In April 2013, the Company and UWA entered into an amendment to an existing exclusive license agreement relating to the treatment of Duchenne by inducing the skipping of certain exons. The agreement was further amended in June 2016. Under the amended agreement, the Company may be obligated to make payments to UWA totaling up to $26.0 million upon the achievement of certain development, regulatory and sales milestones. Additionally, the Company is required to pay a low-single-digit percentage royalty on net sales of products covered by issued patents licensed under the agreements with UWA. Corresponding to the FDA approval of EXONDYS 51 in 2016, VYONDYS 53 in December 2019, and AMONDYS 45 in February 2021, the Company recorded milestone payments of $1.0 million, $0.5 million and $0.5 million as in-licensed right intangible assets in its consolidated balance sheets, respectively. Each in-licensed right is being amortized on a straight-line basis over the remaining life of the relevant patents and have a combined carrying value of $1.0 million as of December 31, 2022. For the years ended December 31, 2022, 2021 and 2020, the Company recorded $10.5 million, $7.7 million and $5.7 million in royalty expense, respectively, which is included in cost of sales, related to agreements with UWA. For the year ended December 31, 2022, no other development, regulatory or sales milestones were deemed probable of being achieved and, accordingly, no additional in-licensed rights or expenses have been recognized.

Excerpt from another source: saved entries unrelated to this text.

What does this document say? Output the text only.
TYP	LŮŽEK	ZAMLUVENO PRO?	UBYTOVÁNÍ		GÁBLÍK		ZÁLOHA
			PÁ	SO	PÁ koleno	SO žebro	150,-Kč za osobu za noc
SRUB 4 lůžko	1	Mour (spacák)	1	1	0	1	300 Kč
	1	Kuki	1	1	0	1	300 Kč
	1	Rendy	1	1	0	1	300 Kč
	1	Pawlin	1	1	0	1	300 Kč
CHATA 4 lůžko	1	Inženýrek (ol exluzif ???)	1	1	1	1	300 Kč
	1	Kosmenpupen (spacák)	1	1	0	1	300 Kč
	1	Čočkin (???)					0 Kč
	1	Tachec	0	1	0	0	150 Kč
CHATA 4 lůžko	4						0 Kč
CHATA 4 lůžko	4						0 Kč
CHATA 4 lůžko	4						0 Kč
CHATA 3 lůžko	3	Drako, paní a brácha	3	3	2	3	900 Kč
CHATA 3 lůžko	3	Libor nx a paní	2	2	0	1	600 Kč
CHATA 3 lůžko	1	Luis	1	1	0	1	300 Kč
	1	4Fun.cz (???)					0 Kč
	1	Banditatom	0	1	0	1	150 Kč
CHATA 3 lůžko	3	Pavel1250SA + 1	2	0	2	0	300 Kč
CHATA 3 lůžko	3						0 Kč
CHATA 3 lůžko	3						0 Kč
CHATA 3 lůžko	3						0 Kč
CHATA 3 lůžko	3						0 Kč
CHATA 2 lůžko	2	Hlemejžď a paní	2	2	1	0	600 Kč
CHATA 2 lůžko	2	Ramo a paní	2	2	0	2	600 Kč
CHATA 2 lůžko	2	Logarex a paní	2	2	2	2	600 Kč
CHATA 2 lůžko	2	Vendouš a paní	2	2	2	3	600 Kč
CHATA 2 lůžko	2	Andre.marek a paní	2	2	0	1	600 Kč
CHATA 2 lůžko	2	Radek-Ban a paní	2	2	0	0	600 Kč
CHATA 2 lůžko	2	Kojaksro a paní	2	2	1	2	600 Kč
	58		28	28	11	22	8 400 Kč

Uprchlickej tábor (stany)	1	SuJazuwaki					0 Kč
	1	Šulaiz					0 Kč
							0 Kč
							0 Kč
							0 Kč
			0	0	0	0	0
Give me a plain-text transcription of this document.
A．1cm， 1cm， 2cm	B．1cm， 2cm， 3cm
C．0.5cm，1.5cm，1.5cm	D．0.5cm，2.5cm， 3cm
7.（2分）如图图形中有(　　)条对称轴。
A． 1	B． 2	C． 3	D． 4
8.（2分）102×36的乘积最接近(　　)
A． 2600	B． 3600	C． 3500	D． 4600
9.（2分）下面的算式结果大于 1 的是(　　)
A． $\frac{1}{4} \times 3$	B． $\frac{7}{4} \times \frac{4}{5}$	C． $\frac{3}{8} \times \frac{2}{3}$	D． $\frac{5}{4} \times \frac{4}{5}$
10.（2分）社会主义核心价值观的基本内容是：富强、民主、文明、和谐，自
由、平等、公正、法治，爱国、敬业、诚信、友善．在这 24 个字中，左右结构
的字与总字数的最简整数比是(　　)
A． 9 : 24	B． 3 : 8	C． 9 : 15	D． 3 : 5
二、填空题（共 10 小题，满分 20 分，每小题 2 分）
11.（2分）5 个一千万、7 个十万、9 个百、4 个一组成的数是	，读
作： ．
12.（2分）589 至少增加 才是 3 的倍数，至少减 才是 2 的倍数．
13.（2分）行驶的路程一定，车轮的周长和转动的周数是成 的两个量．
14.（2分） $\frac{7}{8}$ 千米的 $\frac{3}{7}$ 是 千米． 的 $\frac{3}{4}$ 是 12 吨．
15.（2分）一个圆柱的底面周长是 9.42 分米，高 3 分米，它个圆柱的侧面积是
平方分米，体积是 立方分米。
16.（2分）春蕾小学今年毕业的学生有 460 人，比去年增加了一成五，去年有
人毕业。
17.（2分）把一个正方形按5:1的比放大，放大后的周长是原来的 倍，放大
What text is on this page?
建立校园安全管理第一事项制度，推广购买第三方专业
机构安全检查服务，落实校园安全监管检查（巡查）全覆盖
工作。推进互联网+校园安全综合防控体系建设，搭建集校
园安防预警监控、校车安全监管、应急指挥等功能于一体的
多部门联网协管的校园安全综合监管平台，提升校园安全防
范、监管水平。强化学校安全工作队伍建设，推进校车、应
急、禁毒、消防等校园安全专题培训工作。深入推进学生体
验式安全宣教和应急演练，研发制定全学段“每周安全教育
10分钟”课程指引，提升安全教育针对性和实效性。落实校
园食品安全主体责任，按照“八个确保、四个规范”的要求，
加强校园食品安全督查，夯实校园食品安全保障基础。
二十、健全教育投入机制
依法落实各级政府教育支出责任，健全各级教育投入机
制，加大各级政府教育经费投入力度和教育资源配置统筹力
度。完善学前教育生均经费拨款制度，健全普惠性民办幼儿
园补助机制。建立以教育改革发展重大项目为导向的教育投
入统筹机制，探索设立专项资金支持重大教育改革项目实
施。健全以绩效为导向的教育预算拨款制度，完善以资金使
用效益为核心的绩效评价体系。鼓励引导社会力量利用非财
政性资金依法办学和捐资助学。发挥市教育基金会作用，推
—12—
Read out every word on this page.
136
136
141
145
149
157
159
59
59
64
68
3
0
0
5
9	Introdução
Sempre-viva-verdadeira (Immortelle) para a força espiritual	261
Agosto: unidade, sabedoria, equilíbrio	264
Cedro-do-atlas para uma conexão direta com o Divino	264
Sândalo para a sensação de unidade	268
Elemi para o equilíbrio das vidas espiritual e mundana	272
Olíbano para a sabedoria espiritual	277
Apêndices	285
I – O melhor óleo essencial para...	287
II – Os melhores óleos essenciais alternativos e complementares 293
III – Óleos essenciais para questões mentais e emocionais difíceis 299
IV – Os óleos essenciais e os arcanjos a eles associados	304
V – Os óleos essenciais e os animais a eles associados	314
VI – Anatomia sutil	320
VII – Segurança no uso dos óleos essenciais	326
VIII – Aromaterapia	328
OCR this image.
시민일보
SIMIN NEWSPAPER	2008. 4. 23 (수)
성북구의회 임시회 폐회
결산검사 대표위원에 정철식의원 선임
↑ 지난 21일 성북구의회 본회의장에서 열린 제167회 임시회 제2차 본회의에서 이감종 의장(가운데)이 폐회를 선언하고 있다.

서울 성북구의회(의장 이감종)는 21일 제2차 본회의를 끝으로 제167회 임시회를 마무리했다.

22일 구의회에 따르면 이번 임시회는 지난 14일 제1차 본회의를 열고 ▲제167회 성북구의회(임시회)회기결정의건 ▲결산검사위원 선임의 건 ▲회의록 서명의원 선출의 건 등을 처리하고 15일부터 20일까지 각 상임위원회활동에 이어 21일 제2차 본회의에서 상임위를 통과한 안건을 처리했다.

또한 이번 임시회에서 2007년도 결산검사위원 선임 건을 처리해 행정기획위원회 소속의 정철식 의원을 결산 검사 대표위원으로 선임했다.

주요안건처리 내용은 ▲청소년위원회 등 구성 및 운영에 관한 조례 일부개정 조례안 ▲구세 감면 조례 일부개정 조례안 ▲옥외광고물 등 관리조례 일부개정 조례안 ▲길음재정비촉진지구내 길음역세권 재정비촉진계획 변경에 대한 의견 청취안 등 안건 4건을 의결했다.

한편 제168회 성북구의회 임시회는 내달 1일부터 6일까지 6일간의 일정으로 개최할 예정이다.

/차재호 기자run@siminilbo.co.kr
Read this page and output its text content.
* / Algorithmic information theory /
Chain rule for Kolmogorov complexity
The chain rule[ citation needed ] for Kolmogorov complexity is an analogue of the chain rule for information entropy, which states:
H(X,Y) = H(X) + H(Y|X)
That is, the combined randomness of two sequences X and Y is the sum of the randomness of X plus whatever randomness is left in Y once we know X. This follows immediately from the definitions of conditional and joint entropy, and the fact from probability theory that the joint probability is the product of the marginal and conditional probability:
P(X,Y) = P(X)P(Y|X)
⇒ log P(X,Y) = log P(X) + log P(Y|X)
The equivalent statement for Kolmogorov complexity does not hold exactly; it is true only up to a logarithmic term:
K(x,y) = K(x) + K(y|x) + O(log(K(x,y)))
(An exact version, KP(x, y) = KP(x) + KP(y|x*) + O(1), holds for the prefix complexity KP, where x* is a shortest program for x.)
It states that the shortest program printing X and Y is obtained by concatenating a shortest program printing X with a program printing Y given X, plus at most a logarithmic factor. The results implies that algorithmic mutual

Research and Option Agreements

The Company has research and option agreements with third parties in order to develop various technologies and biologics that may be used in the administration of the Company’s genetic therapeutics. The agreements generally provide for research services related to pre-clinical development programs, and options to license the technology for clinical development. Prior to the options under these agreements being executed, the Company may be required to make up to $41.8 million in research milestone payments. Under these agreements, there are $243.8 million in potential option payments to be made by the Company upon the determination to exercise the options. Additionally, if the options for each agreement are executed, the Company would incur additional contingent obligations and may be required to make development, regulatory, and sales milestone payments and tiered royalty payments based on the sales of the developed products upon commercialization. For the years ended December 31, 2022 and 2021, the Company recognized $6.0 million and $3.0 million of research, option and milestone expenses, respectively, with no similar activity for the year ended December 31, 2020. For the year ended December 31, 2022, the Company exercised options in a research and option agreement and recognized $8.5 million of up-front expense as a research and development expense in the accompanying consolidated statements of operations and comprehensive loss. No option exercise payments were made during the years ended December 31, 2021 and 2020.

Milestone Obligations

Including the agreements discussed above, the Company has license and collaboration agreements in place for which it could be obligated to pay, in addition to the payment of up-front fees upon execution of the agreements, certain milestone payments as a product candidate proceeds from the submission of an investigational new drug application through approval for commercial sale and beyond. As of December 31, 2022, the Company may be obligated to make up to $3.2 billion of future development, regulatory, commercial, and up-front royalty payments associated with its collaboration and license agreements. These obligations exclude potential future option and milestone payments for options that have yet to be exercised within agreements entered into by the Company as of December 31, 2022, which are discussed above. For the years ended December 31, 2022, 2021 and 2020, the Company recognized approximately $32.6 million, $50.3 million, $47.3 million relating to certain up-front, milestone, settlement and other payments as research and development expense, respectively, under these agreements.